The putative role of the transcriptome for pharmacogenomics was addressed by Thomas Gingeras (CSHL). He reported that eukaryotic transcriptomes are far from being understood because information stored in DNA sequences is complex, layered, and compartmentalized. Thus, the genome has to be re-annotated because of a growing number of newly identified transcripts, not only non-coding but also coding. He presented data from the Sanger Institute and ENCODE transcriptome projects based on deep sequencing and tiling array analyses of transcriptomes of various cell lines and tissues of multiple organisms. Subfractionation of cells enriches for certain RNA groups, resulting in the detection of new RNAs and RNA isoforms. The genome can be regarded as being much richer than currently thought because regions are interconnected and littered with start sites, with many functional elements on top of each other. Thus, a gene represents a 'coding/non-coding cluster in the genome', which serves as a template for up to eight transcripts. This refined view of unique transcriptomes should be applied to gaining a better understanding of gene regulation and its possible role in disease and drug response.

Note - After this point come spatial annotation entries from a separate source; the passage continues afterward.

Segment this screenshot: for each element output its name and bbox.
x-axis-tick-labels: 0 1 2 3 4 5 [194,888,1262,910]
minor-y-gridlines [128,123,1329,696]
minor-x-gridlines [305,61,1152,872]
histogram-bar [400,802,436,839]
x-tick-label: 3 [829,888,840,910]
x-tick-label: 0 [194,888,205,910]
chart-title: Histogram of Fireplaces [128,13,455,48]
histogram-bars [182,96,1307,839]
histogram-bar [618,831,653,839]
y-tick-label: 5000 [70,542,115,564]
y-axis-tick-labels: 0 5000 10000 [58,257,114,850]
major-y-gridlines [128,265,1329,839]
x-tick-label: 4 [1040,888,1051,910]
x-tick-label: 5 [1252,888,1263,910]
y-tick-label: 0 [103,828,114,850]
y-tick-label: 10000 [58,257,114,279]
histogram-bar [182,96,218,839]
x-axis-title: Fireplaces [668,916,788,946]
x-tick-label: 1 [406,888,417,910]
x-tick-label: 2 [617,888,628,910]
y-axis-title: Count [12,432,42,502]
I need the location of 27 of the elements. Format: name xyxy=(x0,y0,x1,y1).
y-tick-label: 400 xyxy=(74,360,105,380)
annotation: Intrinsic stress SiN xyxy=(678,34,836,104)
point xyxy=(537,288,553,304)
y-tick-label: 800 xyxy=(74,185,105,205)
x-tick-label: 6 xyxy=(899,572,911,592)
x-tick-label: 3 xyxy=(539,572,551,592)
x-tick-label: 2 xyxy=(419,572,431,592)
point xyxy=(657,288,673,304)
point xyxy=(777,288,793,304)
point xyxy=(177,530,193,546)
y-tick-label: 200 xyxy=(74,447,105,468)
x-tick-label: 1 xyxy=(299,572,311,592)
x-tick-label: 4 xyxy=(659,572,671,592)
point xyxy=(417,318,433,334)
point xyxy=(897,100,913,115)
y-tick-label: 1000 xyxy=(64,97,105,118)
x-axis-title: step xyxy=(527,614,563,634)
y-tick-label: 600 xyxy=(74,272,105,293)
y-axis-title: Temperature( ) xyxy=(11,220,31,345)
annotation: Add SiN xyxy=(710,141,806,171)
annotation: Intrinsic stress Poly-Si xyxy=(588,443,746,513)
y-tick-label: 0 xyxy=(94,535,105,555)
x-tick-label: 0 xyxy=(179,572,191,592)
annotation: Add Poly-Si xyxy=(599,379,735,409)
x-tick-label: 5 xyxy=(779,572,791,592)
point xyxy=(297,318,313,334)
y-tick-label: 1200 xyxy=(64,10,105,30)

Copy number variants (CNVs) account for a major proportion of human genetic polymorphisms and they may have an important role in genetic susceptibility to human disease. Peter J Donnelly (Wellcome Trust Centre for Human Genetics, Oxford, UK) reported on a large genome-wide study of the Wellcome Trust Case Control Consortium (WTCCC) for the investigation of associations between CNVs and eight common diseases (16,000 patients - 2,000 with each of bipolar disorder, breast cancer, coronary artery disease, Crohn's disease, hypertension, rheumatoid arthritis, type 1 diabetes, and type 2 diabetes). They used an array targeting more than 11,700 CNVs, each detected by ten probes, and only 3,000 CNVs passed quality control. Although a small number of CNVs were found to be associated with Crohn's disease, type 2 diabetes, and breast cancer, these associations had been previously identified by tagging SNPs, from which it follows that CNVs cannot explain much of the missing heritability of common diseases. Moreover, analytical challenges in CNV studies include varying results attributable to different DNA sources (blood versus B cell lines) and observed high false-negative rates from comparative CNV associations generated from SNP chips (Affymetrix versus Illumina platforms). Thus, CNV findings from case-control studies must be interpreted with care.